Re: [PATCH] wq: handle VM suspension in stall detection

From: Tejun Heo
Date: Thu May 20 2021 - 13:00:29 EST


On Thu, May 20, 2021 at 07:14:22PM +0900, Sergey Senozhatsky wrote:
> If VCPU is suspended (VM suspend) in wq_watchdog_timer_fn() then
> once this VCPU resumes it will see the new jiffies value, while it
> may take a while before IRQ detects PVCLOCK_GUEST_STOPPED on this
> VCPU and updates all the watchdogs via pvclock_touch_watchdogs().
> There is a small chance of misreported WQ stalls in the meantime,
> because new jiffies is time_after() old 'ts + thresh'.
>
> wq_watchdog_timer_fn()
> {
> for_each_pool(pool, pi) {
> if (time_after(jiffies, ts + thresh)) {
> pr_emerg("BUG: workqueue lockup - pool");
> }
> }
> }
>
> Save jiffies at the beginning of this function and use that value
> for stall detection.

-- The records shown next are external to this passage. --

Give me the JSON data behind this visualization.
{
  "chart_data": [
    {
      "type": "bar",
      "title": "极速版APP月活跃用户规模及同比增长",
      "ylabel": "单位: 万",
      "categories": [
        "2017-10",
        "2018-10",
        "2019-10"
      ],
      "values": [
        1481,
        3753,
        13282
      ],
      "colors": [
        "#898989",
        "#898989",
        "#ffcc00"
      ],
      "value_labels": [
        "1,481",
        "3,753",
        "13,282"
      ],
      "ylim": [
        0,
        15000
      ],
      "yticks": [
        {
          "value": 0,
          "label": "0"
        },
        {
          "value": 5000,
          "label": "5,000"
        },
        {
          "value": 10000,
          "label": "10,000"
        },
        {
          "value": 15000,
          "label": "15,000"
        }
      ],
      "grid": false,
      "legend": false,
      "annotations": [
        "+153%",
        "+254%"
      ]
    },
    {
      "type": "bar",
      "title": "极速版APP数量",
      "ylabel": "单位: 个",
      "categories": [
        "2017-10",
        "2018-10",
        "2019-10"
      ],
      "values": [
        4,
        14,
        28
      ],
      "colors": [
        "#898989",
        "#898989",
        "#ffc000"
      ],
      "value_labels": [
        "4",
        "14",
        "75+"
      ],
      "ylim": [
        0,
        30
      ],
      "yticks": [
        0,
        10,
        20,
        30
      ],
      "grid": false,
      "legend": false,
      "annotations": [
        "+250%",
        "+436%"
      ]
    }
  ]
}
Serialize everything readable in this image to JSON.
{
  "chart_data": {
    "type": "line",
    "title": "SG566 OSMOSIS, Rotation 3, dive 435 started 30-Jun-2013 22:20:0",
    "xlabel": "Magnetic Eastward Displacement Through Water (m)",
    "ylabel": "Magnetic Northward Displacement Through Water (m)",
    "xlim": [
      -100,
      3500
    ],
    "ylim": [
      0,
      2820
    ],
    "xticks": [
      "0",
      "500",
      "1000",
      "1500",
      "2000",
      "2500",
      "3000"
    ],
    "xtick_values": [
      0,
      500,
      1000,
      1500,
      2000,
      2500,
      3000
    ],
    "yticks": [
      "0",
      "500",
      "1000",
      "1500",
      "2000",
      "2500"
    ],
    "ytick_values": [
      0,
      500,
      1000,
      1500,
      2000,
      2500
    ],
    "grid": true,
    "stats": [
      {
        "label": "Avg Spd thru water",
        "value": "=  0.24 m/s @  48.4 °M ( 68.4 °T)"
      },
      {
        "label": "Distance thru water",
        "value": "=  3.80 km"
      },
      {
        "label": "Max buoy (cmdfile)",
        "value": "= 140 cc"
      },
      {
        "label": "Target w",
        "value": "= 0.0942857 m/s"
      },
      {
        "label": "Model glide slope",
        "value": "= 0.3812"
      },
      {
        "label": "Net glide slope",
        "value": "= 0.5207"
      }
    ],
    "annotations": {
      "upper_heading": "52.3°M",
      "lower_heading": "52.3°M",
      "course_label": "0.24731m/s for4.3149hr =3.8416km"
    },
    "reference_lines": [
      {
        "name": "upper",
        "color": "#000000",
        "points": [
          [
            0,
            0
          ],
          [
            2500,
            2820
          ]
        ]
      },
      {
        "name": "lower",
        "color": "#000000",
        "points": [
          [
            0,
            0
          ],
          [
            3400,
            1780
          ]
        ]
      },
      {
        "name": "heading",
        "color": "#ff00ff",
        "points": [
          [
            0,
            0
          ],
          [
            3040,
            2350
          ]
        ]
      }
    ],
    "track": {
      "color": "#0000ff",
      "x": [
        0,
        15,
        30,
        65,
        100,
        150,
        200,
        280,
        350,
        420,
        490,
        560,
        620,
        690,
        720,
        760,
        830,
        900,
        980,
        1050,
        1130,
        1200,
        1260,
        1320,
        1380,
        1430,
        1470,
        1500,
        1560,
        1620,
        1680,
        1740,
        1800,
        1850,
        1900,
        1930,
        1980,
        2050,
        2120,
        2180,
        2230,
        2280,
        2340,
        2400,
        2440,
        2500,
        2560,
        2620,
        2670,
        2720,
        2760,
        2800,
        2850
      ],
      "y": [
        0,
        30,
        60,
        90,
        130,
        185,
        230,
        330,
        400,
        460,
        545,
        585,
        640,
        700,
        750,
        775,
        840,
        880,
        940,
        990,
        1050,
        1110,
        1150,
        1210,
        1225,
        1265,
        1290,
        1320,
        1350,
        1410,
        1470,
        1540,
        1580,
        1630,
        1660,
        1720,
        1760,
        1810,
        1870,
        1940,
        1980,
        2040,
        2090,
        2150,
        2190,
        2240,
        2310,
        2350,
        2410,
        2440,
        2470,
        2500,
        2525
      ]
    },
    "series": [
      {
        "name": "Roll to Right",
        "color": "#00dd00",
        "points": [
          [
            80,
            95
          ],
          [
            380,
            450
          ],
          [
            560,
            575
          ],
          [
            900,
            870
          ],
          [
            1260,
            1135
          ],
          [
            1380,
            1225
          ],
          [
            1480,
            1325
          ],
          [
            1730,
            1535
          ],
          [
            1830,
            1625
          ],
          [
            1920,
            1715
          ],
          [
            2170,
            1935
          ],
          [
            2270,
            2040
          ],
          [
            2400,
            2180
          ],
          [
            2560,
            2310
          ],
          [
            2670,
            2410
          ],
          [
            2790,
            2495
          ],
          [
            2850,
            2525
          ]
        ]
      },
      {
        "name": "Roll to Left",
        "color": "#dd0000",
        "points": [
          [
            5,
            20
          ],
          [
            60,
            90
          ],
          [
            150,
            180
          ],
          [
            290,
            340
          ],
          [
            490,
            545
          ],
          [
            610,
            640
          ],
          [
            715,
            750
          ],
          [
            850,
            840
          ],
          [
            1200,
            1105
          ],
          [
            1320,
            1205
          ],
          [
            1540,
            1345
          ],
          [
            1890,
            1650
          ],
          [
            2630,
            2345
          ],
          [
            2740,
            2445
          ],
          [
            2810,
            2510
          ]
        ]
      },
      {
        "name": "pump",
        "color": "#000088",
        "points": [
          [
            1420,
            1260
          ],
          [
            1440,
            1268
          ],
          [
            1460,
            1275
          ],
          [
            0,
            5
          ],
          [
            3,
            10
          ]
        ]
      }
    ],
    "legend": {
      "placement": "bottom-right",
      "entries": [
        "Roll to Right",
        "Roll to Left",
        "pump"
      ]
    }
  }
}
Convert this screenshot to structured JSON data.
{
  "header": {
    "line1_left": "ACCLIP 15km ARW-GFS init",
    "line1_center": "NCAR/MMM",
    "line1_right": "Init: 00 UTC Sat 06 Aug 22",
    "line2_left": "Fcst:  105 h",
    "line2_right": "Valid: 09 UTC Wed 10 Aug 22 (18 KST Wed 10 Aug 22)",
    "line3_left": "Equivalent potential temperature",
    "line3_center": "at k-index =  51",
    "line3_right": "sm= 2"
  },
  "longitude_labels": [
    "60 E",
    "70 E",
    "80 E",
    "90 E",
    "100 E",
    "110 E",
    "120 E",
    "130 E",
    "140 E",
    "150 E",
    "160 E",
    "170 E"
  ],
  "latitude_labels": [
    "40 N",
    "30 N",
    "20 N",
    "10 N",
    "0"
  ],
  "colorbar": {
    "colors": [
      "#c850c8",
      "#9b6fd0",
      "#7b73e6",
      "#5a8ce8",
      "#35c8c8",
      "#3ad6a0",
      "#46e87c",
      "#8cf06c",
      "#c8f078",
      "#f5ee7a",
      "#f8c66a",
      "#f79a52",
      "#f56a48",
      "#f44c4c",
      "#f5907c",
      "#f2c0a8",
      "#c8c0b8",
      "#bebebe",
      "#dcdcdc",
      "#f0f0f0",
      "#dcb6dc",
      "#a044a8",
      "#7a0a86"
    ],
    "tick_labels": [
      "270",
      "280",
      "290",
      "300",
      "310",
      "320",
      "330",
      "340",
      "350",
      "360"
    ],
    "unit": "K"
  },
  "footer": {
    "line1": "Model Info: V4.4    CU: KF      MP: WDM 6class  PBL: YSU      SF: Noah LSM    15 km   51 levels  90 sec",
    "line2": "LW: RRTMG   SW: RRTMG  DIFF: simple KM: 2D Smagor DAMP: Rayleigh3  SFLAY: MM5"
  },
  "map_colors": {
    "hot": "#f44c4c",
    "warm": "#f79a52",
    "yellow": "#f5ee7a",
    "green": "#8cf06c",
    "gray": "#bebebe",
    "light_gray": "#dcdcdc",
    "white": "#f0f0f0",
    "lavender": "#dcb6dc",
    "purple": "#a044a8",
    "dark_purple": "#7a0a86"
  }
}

If VM gets suspended then we continue using
> "old" jiffies value and old WQ touch timestamps. If IRQ at some
> point restarts the stall detection cycle (pvclock_touch_watchdogs())
> then old jiffies will always be before new 'ts + thresh'.
>
> Signed-off-by: Sergey Senozhatsky <senozhatsky@xxxxxxxxxxxx>

Applied to wq/for-5.13-fixes.

Thanks.

--
tejun